Как видим, темы нынешней фантастики вовсю эксплуатировались обитателями Сассекса еще в XVIII веке.
Впрочем, любое детство наполнено чудесами, а едва ли не любая юность – жаждой чудес. В юности Шелли эта жажда проявилась особенно ярко, и век придал ей своеобразную рационалистическую окраску.
Тимоти и Элизабет Шелли, в девичестве Митчел, заключили брак в 1791 году. Оба были красивы, что в полной мере передалось их первенцу.

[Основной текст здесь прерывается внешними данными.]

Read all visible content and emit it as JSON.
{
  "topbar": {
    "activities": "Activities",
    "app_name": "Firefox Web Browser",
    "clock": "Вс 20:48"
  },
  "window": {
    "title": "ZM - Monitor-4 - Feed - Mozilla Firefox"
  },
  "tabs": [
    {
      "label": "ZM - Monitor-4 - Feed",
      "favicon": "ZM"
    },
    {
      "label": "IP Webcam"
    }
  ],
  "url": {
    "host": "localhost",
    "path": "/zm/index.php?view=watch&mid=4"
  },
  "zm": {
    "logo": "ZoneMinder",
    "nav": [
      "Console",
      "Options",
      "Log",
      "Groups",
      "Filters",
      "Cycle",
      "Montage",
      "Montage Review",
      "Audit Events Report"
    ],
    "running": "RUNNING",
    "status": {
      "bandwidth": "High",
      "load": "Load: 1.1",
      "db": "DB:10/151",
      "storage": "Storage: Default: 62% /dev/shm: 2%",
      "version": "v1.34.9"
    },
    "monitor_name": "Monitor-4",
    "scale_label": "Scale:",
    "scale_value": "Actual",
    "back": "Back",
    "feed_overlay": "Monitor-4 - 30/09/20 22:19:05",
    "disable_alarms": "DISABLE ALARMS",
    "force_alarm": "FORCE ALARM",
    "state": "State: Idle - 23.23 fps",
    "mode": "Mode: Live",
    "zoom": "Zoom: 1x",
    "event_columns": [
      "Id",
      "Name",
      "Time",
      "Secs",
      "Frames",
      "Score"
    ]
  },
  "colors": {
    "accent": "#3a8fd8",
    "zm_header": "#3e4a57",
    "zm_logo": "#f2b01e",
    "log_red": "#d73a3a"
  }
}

Тимоти закончил Оксфорд (вряд ли это обстоятельство серьезно повлияло на его жизнь), совершил традиционное путешествие на континент и занялся политикой, если только купленное, по существу, место депутата палаты общин можно всерьез считать занятиями политикой. Как и отец, он был вигом и считал себя либералом, но не обладал жизненной силой, умом и беспринципностью отца. А если и обладал, то эти качества не были востребованы. Отец был основателем рода, сын – продолжателем, и каждый был хорош на своем месте и в свое время. Вряд ли старый Биши был сентиментален, но о Тимоти известно, что слезы нежности и досады легко выступали на его глазах, и это тоже было в порядке вещей – он рос в эпоху сентиментализма, его современники зачитывались Стерном. Хотя, возможно, и Стерн тут ни при чем – таков был воздух времени.
Свою мать сам поэт позже охарактеризовал как женщину «мягкую, терпимую, однако недалекого ума». Есть, впрочем, свидетельства, что характер ее был бурен и даже деспотичен. Это проявлялось и в отношениях с Перси, ибо мальчик не вполне соответствовал тому, каким, по ее представлениям, должен быть «истинный джентльмен».
Сам Шелли не написал о своих ранних годах ровно ничего; немногочисленные его высказывания о детстве – это разговор о детях вообще, но никогда о Перси Биши Шелли – ребенке, об этом мальчике мы знаем только со слов его сестры Эллен, которая была младше Перси на семь лет. Уже одно это ставит многое в ее воспоминаниях под сомнение.
И все-таки нельзя не упомянуть о том, что, по Эллен, Шелли очень тепло относился к четырем своим сестрам и брату; несмотря на разницу в возрасте, они и составляли его компанию во время каникул, и, видимо, он не тяготился этим.
Шелли имел актерские задатки, прекрасно «представлял» знакомых и любил розыгрыши, в которых использовал этот дар, – примеры приводятся.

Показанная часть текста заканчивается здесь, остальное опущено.